China recorded 4,610 new COVID-19 infections on Saturday, of which 588 were symptomatic and 4,022 were asymptomatic, the National Health Commission said, the most since May 6 and compared with 3,837 new cases a day earlier, of which 657 were symptomatic.
While case numbers are extremely low by global standards, China has stuck with a zero-COVID approach nearly three years into the pandemic that involves lockdowns, quarantines, frequent testing and a drastic decrease in inbound travel.
At a news conference on Saturday, health officials reiterated their commitment to the “dynamic-clearing” approach to COVID-19 cases as soon as they emerge.
China’s anti-COVID-19 measures are “completely correct, as well as the most economical and effective,” said disease control official Hu Xiang. “We should adhere to the principle of putting people and lives first, and the broader strategy of preventing imports from outside and internal rebounds.”
Chinese stocks soared last week on rumors of a possible easing of the COVID-19 curbs, and media reports that some tweaks to policy could be coming soon.
However, many analysts have said they do not expect significant easing to begin until after China’s annual parliamentary session in March.
Goldman Sachs analysts said Saturday’s announcement showed “the government still needs to keep its zero-COVID-19 policy until all preparations are done.
This may take a few months, in our view,” they wrote, saying their “baseline” expectation was for a reopening in the April-June quarter.

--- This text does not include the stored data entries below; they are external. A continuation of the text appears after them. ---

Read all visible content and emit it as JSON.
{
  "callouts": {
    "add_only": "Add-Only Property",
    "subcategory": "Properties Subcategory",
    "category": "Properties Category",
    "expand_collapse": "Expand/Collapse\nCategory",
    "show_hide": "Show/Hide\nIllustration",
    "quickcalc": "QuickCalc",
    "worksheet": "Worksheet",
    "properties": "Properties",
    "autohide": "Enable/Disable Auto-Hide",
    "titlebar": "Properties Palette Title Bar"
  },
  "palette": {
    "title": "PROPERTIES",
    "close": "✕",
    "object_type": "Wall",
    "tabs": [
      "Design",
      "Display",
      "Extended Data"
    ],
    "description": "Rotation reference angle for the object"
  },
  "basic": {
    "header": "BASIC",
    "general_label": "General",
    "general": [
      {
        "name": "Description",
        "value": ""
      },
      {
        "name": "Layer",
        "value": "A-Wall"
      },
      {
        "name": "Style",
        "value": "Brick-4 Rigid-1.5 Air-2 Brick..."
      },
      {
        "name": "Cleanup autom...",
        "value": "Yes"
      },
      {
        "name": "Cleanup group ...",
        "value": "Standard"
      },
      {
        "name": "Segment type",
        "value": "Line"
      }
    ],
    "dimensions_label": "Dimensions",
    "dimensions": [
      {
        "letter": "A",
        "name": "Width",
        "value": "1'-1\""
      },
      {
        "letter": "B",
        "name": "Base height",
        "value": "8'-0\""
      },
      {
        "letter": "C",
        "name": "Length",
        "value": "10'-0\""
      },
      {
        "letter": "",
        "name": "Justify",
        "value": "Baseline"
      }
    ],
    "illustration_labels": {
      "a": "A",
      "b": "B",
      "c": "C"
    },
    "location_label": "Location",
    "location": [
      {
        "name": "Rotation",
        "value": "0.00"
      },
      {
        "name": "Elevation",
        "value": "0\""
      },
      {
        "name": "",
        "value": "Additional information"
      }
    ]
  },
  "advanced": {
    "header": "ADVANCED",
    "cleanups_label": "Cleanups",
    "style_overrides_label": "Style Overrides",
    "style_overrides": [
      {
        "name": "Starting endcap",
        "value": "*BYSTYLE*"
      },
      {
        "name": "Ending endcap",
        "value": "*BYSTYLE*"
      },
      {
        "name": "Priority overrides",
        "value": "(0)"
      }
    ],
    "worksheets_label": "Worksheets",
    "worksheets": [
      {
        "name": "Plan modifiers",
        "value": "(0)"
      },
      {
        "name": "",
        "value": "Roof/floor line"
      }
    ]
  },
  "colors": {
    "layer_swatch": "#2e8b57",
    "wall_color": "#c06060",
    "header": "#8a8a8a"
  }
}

The southern city of Guangzhou continued to report rising infections, with 66 new locally transmitted symptomatic and 1,259 asymptomatic cases, compared with 111 symptomatic and 635 asymptomatic cases a day before, authorities in the city of nearly 19 million people said.
China’s capital Beijing reported 43 symptomatic and six asymptomatic cases, compared with 37 symptomatic and five asymptomatic cases the previous day.
Still, the annual Beijing marathon took place on Sunday morning under strict COVID-19 protocols, after being canceled the previous two years.
Some 26,000 participants registered for the event that began under smoggy skies in central Beijing’s Tiananmen Square. Runners were required to take PCR tests for the three days leading up to the race and not to leave Beijing for seven days.